Milady bentornata! maremma ragazzi, che noia senza di voi. pfff...ma io
vi ho chiamato col pensiero, cavolo...non mi avete sentito? mi sa che quel
libro lo butto: come chiamare a distanza in tre giorni. Sarà mica della
telekom. Boh.
Madame, vorrei dirvi delle cose. So che è una cosa difficile.
Vi sono degli angoli nascosti che sono luce per alcuni e buio per altri.
 E' giusto che sia così.
Oggi ho messo in fila i miei pensieri  e le vostre parole, e fiuu...che
caldo..eppoi in quanto al massaggio brasiliano, voi...voi...oh voi..vi farei
di più...però sono un professionista, e quel che è detto è detto. Massaggio
e niente sesso. emh..beh magari una toccatina...in realtà c'è un passaggio
molto pericoloso, ma..come si dice la sofferenza tempra lo spirito. E' una
speciale posizione per muovere i muscoli delle gambe. Siete stesa con il
volto per aria...
Gli antichi lo chiamavano "il soffio" perché il contatto è come un
soffio... la natura! sembra una cosa magica,
deve essere lento...lento...voi siete con gli occhi chiusi ...è benessere...
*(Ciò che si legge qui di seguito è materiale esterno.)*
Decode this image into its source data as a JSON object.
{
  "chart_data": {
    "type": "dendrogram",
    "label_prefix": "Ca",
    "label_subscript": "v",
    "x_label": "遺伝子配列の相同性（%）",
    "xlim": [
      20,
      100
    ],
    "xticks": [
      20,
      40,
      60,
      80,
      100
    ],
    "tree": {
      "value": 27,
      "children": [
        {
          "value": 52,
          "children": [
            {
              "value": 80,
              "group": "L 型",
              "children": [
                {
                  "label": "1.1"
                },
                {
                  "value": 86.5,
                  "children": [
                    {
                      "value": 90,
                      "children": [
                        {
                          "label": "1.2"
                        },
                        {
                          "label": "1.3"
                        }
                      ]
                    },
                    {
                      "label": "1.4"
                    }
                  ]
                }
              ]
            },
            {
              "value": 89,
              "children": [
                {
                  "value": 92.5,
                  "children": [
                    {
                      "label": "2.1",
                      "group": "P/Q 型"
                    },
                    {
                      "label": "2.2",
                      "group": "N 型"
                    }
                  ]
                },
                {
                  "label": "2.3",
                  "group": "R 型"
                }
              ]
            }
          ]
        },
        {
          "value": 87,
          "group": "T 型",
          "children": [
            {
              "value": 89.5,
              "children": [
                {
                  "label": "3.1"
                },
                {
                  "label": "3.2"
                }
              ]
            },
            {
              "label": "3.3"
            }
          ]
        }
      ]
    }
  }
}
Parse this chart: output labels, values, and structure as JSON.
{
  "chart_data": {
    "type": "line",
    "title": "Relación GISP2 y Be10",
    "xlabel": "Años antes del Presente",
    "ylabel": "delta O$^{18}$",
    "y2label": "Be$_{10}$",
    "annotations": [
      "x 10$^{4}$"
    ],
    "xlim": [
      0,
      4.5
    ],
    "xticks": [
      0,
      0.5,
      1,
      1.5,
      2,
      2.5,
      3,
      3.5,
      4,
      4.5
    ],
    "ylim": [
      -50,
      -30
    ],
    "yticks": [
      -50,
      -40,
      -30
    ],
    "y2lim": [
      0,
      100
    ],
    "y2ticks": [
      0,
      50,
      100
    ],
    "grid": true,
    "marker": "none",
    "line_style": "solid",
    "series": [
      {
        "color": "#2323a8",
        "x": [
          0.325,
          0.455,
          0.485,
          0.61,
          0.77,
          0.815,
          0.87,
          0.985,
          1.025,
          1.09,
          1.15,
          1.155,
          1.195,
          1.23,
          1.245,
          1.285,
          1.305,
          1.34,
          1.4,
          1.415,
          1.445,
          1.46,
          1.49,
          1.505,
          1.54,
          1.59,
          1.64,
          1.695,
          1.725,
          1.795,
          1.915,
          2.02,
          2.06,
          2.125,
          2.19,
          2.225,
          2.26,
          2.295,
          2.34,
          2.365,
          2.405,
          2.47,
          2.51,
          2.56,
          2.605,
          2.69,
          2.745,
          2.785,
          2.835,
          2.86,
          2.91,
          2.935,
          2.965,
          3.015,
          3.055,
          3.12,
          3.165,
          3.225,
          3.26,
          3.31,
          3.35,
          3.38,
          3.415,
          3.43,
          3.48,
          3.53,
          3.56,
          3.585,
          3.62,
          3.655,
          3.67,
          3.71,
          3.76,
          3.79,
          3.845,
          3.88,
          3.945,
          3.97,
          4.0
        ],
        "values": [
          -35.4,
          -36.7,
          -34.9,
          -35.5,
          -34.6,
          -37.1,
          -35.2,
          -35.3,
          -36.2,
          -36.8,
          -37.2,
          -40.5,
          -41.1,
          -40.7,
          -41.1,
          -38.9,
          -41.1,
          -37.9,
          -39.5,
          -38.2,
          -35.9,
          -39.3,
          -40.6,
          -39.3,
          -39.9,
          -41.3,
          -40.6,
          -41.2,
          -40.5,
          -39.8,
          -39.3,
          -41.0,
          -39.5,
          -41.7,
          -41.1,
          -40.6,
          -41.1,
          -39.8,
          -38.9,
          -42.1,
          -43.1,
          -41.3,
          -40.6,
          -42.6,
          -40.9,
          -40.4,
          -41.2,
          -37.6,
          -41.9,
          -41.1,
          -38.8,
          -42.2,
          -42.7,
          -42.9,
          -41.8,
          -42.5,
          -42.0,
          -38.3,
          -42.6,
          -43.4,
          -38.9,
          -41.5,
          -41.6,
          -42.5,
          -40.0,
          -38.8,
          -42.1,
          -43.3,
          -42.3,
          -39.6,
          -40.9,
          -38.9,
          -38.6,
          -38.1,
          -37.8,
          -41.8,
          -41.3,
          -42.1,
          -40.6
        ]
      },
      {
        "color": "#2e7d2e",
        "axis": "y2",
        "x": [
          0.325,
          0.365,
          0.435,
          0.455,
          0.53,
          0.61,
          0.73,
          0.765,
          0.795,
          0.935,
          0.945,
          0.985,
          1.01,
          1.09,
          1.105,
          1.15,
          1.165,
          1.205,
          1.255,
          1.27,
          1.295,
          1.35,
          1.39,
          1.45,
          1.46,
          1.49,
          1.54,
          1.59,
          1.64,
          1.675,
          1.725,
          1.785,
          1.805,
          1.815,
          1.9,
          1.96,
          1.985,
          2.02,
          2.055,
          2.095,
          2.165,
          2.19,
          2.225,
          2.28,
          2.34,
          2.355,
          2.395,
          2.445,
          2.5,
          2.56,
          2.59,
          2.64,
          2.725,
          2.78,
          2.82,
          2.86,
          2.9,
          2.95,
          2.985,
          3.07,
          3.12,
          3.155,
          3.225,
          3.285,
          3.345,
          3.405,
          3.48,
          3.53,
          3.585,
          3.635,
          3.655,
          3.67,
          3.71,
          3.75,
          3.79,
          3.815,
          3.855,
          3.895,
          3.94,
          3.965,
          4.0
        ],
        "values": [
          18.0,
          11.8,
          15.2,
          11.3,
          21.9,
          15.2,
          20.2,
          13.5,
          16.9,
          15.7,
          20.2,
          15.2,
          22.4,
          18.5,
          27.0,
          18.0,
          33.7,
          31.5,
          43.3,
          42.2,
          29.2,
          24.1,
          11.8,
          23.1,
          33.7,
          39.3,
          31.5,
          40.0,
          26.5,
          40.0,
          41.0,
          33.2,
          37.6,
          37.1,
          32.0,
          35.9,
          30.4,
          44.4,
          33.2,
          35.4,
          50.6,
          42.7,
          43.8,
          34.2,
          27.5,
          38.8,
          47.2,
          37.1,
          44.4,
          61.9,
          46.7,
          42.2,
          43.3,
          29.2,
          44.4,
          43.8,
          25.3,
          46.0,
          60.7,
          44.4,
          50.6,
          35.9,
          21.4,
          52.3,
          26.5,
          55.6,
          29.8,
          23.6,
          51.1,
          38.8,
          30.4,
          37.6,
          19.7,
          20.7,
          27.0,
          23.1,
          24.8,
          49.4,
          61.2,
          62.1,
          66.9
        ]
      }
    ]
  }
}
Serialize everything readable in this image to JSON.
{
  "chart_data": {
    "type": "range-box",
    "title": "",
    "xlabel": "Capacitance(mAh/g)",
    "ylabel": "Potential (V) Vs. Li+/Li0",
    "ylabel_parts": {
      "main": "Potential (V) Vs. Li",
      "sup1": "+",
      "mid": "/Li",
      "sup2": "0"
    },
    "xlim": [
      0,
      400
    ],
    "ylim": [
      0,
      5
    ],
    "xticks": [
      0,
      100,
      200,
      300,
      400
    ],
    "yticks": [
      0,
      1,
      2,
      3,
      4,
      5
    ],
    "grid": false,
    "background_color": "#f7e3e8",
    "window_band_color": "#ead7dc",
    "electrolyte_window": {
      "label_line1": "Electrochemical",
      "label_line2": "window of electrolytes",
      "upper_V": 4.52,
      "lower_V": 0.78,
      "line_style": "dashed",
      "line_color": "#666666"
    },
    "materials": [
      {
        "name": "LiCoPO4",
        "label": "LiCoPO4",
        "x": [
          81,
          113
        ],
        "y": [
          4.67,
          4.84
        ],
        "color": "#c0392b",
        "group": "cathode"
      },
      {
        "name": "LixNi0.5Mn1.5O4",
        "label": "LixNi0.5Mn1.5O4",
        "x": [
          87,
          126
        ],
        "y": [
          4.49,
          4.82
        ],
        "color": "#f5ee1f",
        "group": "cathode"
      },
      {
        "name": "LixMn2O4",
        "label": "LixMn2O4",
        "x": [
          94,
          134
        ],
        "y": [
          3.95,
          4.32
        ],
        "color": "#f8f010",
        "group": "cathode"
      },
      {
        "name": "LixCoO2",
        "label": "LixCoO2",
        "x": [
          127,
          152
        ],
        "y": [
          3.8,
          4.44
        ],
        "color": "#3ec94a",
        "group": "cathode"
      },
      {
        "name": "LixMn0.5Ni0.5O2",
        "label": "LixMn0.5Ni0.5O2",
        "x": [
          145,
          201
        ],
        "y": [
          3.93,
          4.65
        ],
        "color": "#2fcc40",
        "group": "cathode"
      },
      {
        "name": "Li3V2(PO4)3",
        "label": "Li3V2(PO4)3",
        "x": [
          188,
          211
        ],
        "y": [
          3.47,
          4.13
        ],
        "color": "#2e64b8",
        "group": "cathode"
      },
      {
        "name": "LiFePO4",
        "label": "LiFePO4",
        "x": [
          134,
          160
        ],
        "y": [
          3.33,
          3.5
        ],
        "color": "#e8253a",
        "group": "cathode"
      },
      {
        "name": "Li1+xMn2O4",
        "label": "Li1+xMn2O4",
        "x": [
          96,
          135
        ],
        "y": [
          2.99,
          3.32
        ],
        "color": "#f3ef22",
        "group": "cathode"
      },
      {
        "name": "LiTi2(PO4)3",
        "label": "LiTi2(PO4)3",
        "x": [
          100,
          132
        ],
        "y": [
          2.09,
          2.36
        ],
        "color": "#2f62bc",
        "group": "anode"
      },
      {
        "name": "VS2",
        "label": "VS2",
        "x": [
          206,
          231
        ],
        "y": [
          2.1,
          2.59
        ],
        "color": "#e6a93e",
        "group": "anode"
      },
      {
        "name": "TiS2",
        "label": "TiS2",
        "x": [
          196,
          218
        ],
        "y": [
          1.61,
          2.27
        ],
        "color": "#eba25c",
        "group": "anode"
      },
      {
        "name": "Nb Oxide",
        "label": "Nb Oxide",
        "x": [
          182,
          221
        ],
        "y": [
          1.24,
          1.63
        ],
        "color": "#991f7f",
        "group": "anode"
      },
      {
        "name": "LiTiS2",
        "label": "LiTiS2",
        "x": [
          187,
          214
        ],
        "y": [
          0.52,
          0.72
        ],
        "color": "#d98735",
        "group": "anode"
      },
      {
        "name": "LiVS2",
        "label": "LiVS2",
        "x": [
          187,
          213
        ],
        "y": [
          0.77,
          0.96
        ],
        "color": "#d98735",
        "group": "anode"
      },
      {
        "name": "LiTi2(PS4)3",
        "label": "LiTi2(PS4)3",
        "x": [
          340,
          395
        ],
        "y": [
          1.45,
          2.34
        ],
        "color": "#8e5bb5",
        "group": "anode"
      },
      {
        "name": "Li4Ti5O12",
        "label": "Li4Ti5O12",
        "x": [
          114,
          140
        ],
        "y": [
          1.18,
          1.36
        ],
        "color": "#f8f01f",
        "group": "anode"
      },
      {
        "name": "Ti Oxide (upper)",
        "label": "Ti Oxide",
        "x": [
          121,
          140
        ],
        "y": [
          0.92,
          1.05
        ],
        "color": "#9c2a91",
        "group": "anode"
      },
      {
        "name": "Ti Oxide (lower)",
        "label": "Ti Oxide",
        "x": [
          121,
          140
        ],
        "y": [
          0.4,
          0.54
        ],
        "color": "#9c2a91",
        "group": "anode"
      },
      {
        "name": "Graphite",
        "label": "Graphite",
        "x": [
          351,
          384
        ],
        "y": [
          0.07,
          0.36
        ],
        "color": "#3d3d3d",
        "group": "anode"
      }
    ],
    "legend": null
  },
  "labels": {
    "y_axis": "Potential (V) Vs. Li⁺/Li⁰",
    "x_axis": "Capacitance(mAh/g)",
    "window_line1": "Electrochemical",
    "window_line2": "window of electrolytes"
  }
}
Okay. Ora basta con la mie fatiche. E voi. Fate nulla? pff...sono un
massaggiatore professionista sapete? (beh...in verità è vero che ho fatto
dei corsi di shiatsu, è per questo. Sui massaggi brasiliani ho molta
teoria...emh...pratica zero. Pazienza. Però nel caso vi interessi ;O)
 
Sapete che mi siete mancate, maremmina sbuccicata...e ora posso almeno
baciarvi e strapazzarvi un pò?
Bacio.
A.
 
 
 
 
emh...no, scusate se sono tornato, ma..oh...la carne è debole..ma vince
sempre iuk iuk
No, pensavo: visto che siete tornata a me, potrei mica approfittare un
pò. Cioè, prometto che non sarò invadente,  poi...vi spiego :O)
Sapete? mi avete fatto venire una voglia matta questa mattina. Ho di nuovo
tutto in movimento. Oggi niente jeans. Abito grigio topo. Beh..non è male, ma insomma per un rivoluzionario non è il massimo. Solo che è leggero...e...
Ripensavo a voi..
Devo andare....ma non vorrei, mi piace guardarvi.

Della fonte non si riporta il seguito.